Havelhöhe ist Deutschlands beste Klinik

Dass Patienten in Berliner Krankenhäusern vergleichsweise gut aufgehoben sind, ist längst bekannt.

Berlin - Dass Patienten in Berliner Krankenhäusern vergleichsweise gut aufgehoben sind, ist längst bekannt. Dass aber das Gemeinschaftskrankenhaus Havelhöhe bei einer aktuellen, bundesweiten Befragung von rund 50 000 Patienten, die die Techniker Krankenkasse (TK) durchgeführt hat, auf dem ersten Platz landet, ist ein Erfolg für die Mitarbeiter. Sie stachen damit 1999 andere Kliniken in Deutschland aus.

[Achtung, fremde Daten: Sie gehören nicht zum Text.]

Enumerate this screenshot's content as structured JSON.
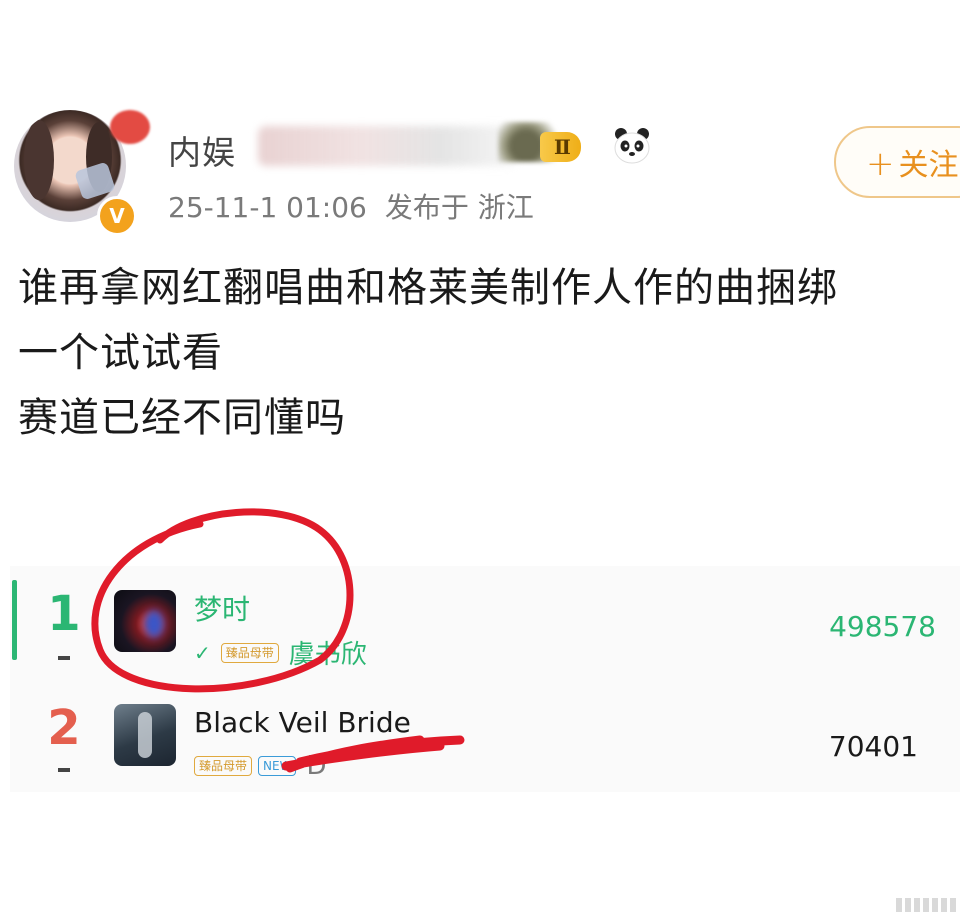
{
  "post": {
    "username": "内娱",
    "level_badge": "Ⅱ",
    "vip_badge": "V",
    "timestamp": "25-11-1 01:06",
    "location": "发布于 浙江",
    "follow_label": "关注",
    "text_lines": [
      "谁再拿网红翻唱曲和格莱美制作人作的曲捆绑",
      "一个试试看",
      "赛道已经不同懂吗"
    ]
  },
  "ranking": [
    {
      "rank": "1",
      "title": "梦时",
      "tag": "臻品母带",
      "artist": "虞书欣",
      "count": "498578",
      "rank_color": "#2bb673"
    },
    {
      "rank": "2",
      "title": "Black Veil Bride",
      "tag": "臻品母带",
      "tag_new": "NEW",
      "artist": "D",
      "count": "70401",
      "rank_color": "#e45f4e"
    }
  ],
  "icons": [
    "vip-icon",
    "level-icon",
    "panda-icon",
    "plus-icon",
    "check-icon"
  ],
  "colors": {
    "accent_green": "#2bb673",
    "follow_orange": "#e8901e",
    "annotation_red": "#e01b2a"
  }
}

Die Patienten wurde daraufhin befragt, welche Erfahrungen sie während ihrer Behandlung im Krankenhaus gemacht haben: Wie zufrieden sie etwa mit dem Service der Ärzte, Krankenschwestern und -pfleger und Angestellten waren, wie gut die Diagnosen und Therapievorschläge erklärt wurden und wie erfolgreich Operationen und Versorgung nach Meinung der Patienten waren. Auch die Sauberkeit der Zimmer war ein Faktor, der in die Auswertung der Patientenzufriedenheit mit einfloss.

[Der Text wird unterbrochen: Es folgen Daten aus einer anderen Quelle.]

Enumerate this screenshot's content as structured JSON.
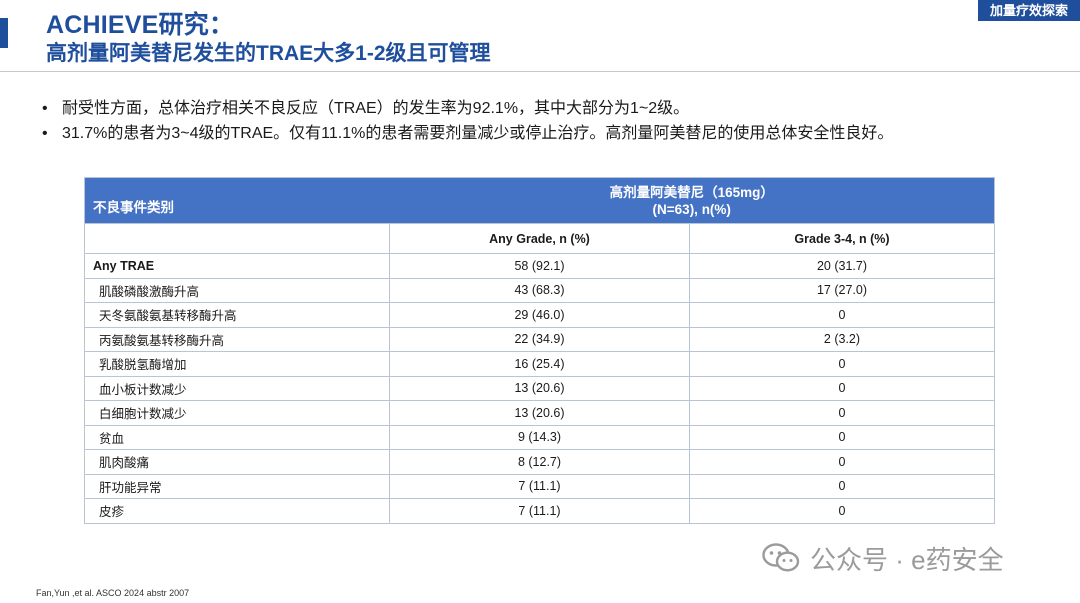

Christoph Straub, Vizechef der TK, sagte über die Aussagekraft der Befragung: "Das ist der erste Klinikführer, der eine wichtige Perspektive bei der Beurteilung von Krankenhäusern einbezieht - nämlich die des Patienten."

Erst Anfang dieser Woche war Kritik an den von der Bundesgeschäftsstelle für Qualitätssicherung (BQS) veröffentlichten Daten laut geworden. Hierbei wurden die Krankenhäuser nach der Erfolgsquote für einzelne Operationen und Versorgungen verschlüsselt bewertet. Diese Daten werden jährlich bundesweit und von den einzelnen Ländern veröffentlicht. Allerdings sind diese Daten für Nichtmediziner nur schwer zu lesen.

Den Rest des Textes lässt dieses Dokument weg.